Oskar Zeino-Mahmalat - Sonar SourcePosted 1 Year Ago
  • Roundcube is an open source webmail software that enables users to check emails in their browser. Many government agencies use it, making it a good target for exploitation. Naturally, the biggest threat is XSS on an email.
  • Roundcube contains its own email sanitization called washtml, which they couldn't find any vulnerabilities in. Once the sanitization is done though, some modifications were being made. When rendering emails, it doesn't put the content into an iFrame - it just creates a raw HTML page. When rendering, it needs to remove all of the body, head and other tags in it though. This is where the first issue is at.
  • The replacement of tags and values is done using a simple regex. When processing the bgcolor regex, its performing attribute parsing and substitution. The regex /\s?bgcolor=["\']*[a-z0-9#]+["\']*/i handles for all possible delimiters. However, it does not consider the case that bgcolor=XXX could be placed inside of another attribute.
  • The author provides an example of a body field with <body title="bgcolor=foo" name="bar onload=alert(origin)">. The bgcolor and closing double quote are matched and removed. This leads to the new tags looking like <body title="name=" bar onload=alert(origin)">. What's interesting about the regex is that it should only work if it finds the same element (",') to open and close. However, it will happily parse the value with no quotes and close on a quote. Man, regexes are terrible!
  • Clicking on the open button for an attachment simply adds the _download=1 query parameter. The Content-Disposition header will set this as an attachment or inline it. The filename, MIME type and charset are all sent with the data. The MIME type being used has no checks and comes only from the filetype. While html and svgs are sanitized, nothing else is. The author of the post found that XML files could bypass check and still render HTML.

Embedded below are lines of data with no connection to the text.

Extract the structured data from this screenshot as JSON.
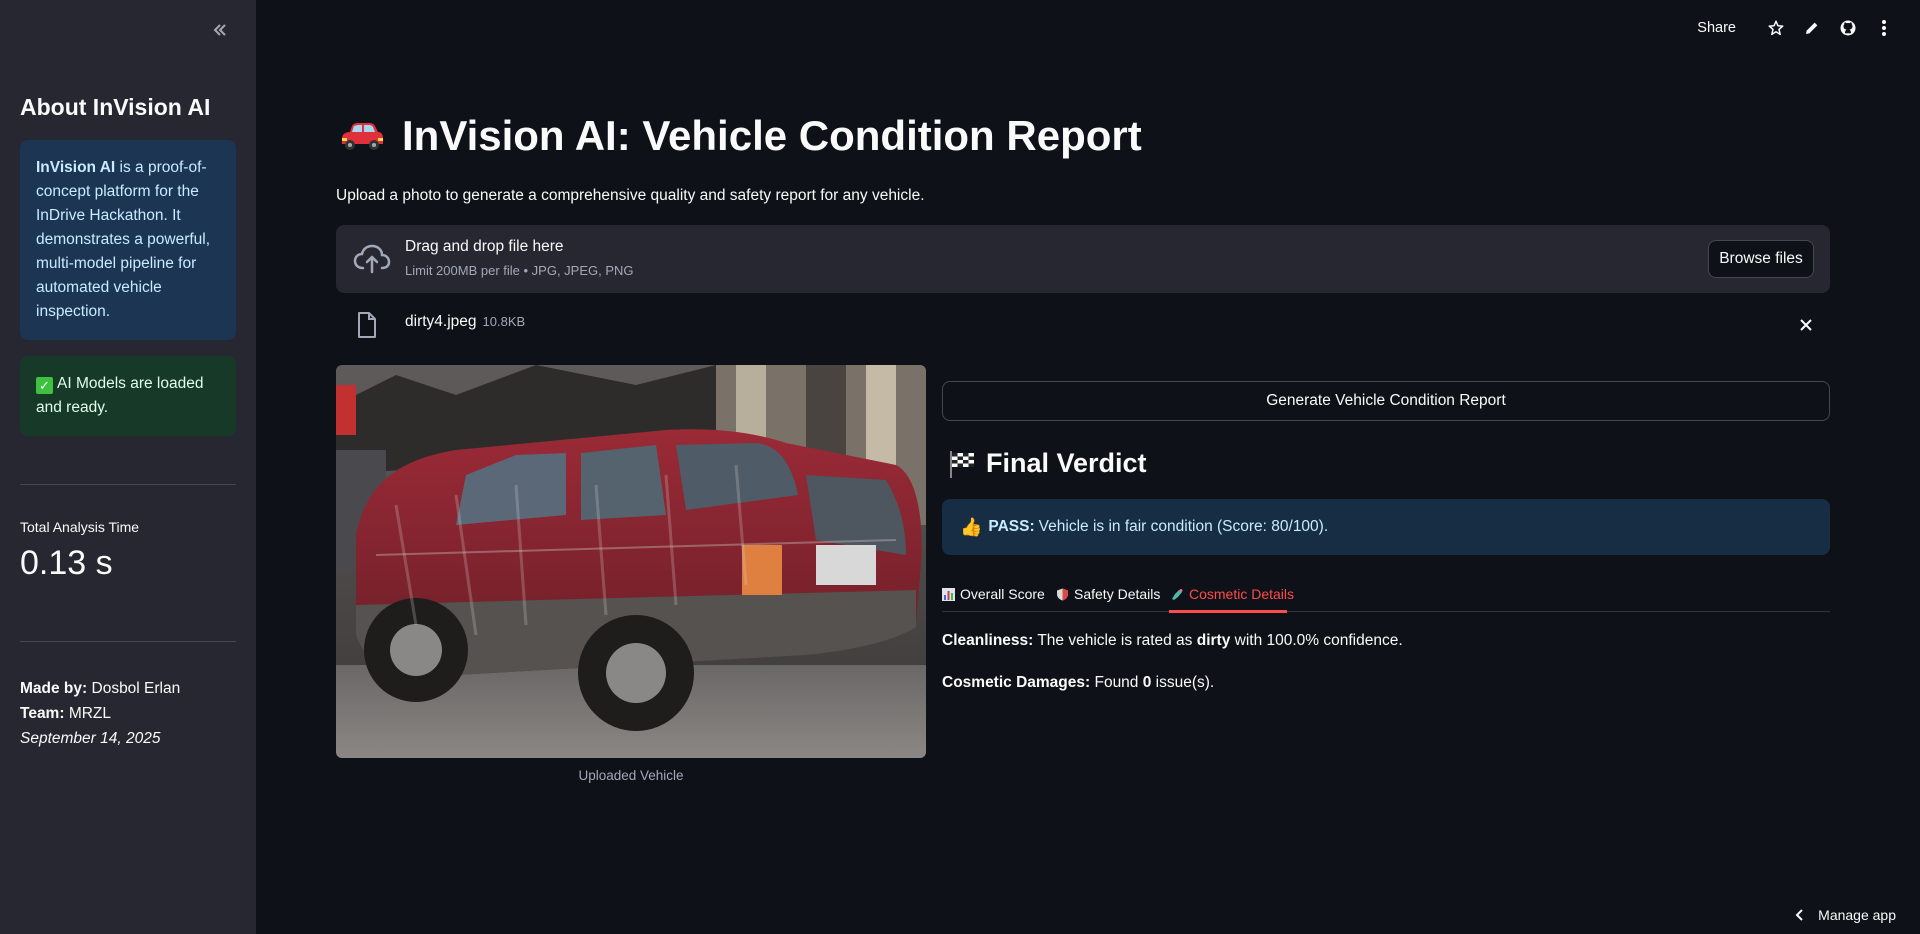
{
  "sidebar": {
    "title": "About InVision AI",
    "info": {
      "brand": "InVision AI",
      "text": " is a proof-of-concept platform for the InDrive Hackathon. It demonstrates a powerful, multi-model pipeline for automated vehicle inspection."
    },
    "status": "AI Models are loaded and ready.",
    "metric_label": "Total Analysis Time",
    "metric_value": "0.13 s",
    "made_by_label": "Made by:",
    "made_by_value": "Dosbol Erlan",
    "team_label": "Team:",
    "team_value": "MRZL",
    "date": "September 14, 2025"
  },
  "header": {
    "share_label": "Share"
  },
  "main": {
    "title": "InVision AI: Vehicle Condition Report",
    "subtitle": "Upload a photo to generate a comprehensive quality and safety report for any vehicle.",
    "uploader": {
      "drag_text": "Drag and drop file here",
      "limit_text": "Limit 200MB per file • JPG, JPEG, PNG",
      "browse_label": "Browse files"
    },
    "file": {
      "name": "dirty4.jpeg",
      "size": "10.8KB"
    },
    "image_caption": "Uploaded Vehicle",
    "generate_label": "Generate Vehicle Condition Report",
    "verdict_title": "Final Verdict",
    "verdict": {
      "status": "PASS:",
      "text": "Vehicle is in fair condition (Score: 80/100)."
    },
    "tabs": [
      {
        "label": "Overall Score"
      },
      {
        "label": "Safety Details"
      },
      {
        "label": "Cosmetic Details"
      }
    ],
    "cleanliness": {
      "label": "Cleanliness:",
      "pre": " The vehicle is rated as ",
      "value": "dirty",
      "post": " with 100.0% confidence."
    },
    "damages": {
      "label": "Cosmetic Damages:",
      "pre": " Found ",
      "value": "0",
      "post": " issue(s)."
    }
  },
  "footer": {
    "manage_label": "Manage app"
  }
}
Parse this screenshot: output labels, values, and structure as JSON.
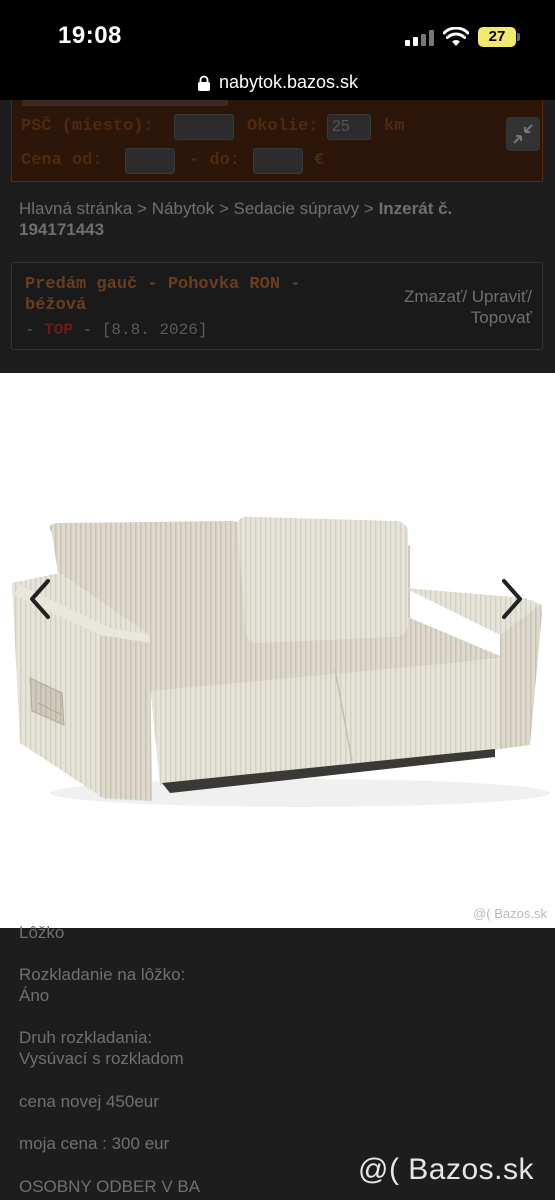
{
  "status_bar": {
    "time": "19:08",
    "battery": "27"
  },
  "browser": {
    "url": "nabytok.bazos.sk"
  },
  "search": {
    "psc_label": "PSČ (miesto):",
    "okolie_label": "Okolie:",
    "okolie_value": "25",
    "km_label": "km",
    "cena_label": "Cena od:",
    "do_label": "- do:",
    "currency": "€"
  },
  "breadcrumb": {
    "path": "Hlavná stránka > Nábytok > Sedacie súpravy > ",
    "current": "Inzerát č. 194171443"
  },
  "listing": {
    "title": "Predám gauč - Pohovka RON - béžová",
    "meta_prefix": "- ",
    "top_label": "TOP",
    "meta_date": " - [8.8. 2026]",
    "actions": "Zmazať/ Upraviť/ Topovať"
  },
  "lightbox": {
    "watermark": "@( Bazos.sk"
  },
  "description": {
    "line_lozko": "Lôžko",
    "rozkladanie_label": "Rozkladanie na lôžko:",
    "rozkladanie_value": "Áno",
    "druh_label": "Druh rozkladania:",
    "druh_value": "Vysúvací s rozkladom",
    "cena_novej": "cena novej 450eur",
    "moja_cena": "moja cena : 300 eur",
    "osobny": "OSOBNY ODBER V BA"
  },
  "footer": {
    "watermark": "@( Bazos.sk"
  },
  "colors": {
    "accent_dark": "#2b1609",
    "title_brown": "#6b3d1f",
    "top_red": "#6e1a14",
    "battery_yellow": "#f3e96a"
  }
}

  • This last bug was a known issue but theoretically fixed by disabling the Open button for xml files. If it was possible to get a link to the file directly, the XSS would be possible but IMAP uses a random ID. Since Roundcube is missing good protections like CSP and sandboxing, the author looked to find a way to leak this link.
  • The main defense against CSS leaks is via a regex-based blocklist filter on the CSS text. It tries to ban usages of url() and @import for remote connections. For @import rules, the word is blocked except when followed by an a to allow for the important keyword. Notably, a stripped down version of CSS is being verified and not the full CSS page.
  • The allowance of an a for important and the normalization for verification allows for the usage of import aevil.com! Now, using previously known techniques, we can leak the UUID from the page via CSS. Using the same vulnerability, styles can be added to make a link in the email to overlay all elements that will redirect to the XML XSS page. If you don't fix the root cause of the problem, then you're going to get hit!
  • A service worker is a script stored in the browser for every HTTP request on a page. Being able to control a service worker would mean a permanent backdoor, unlike normal stored XSS. The specification tries to mitigate this risk by forcing the service worker script to be hosted on the same origin and be served with a JS content-type header. In the case of RoundCube, attackers can serve arbitrary JS files as attachments from the previous bug with the JavaScript content-type. Using one of the two XSS from above, an attacker could register a malicious service worker for a permanent backdoor. Nasty!
  • Bug 1 was fixed by properly escaping attributes and stopping usage of the bad regex. Bug 2 was fixed by changing dangerous MIME types to text/plain. Bug 3 was fixed by looking for @import and not stripping the CSS before checks. The author mentions that this would have been better if sandboxing or a good CSP was used too. Overall, an awesome post on a series of weird and novel bugs. I like the destruction of the regex parsers here - definitely something to keep an eye out for.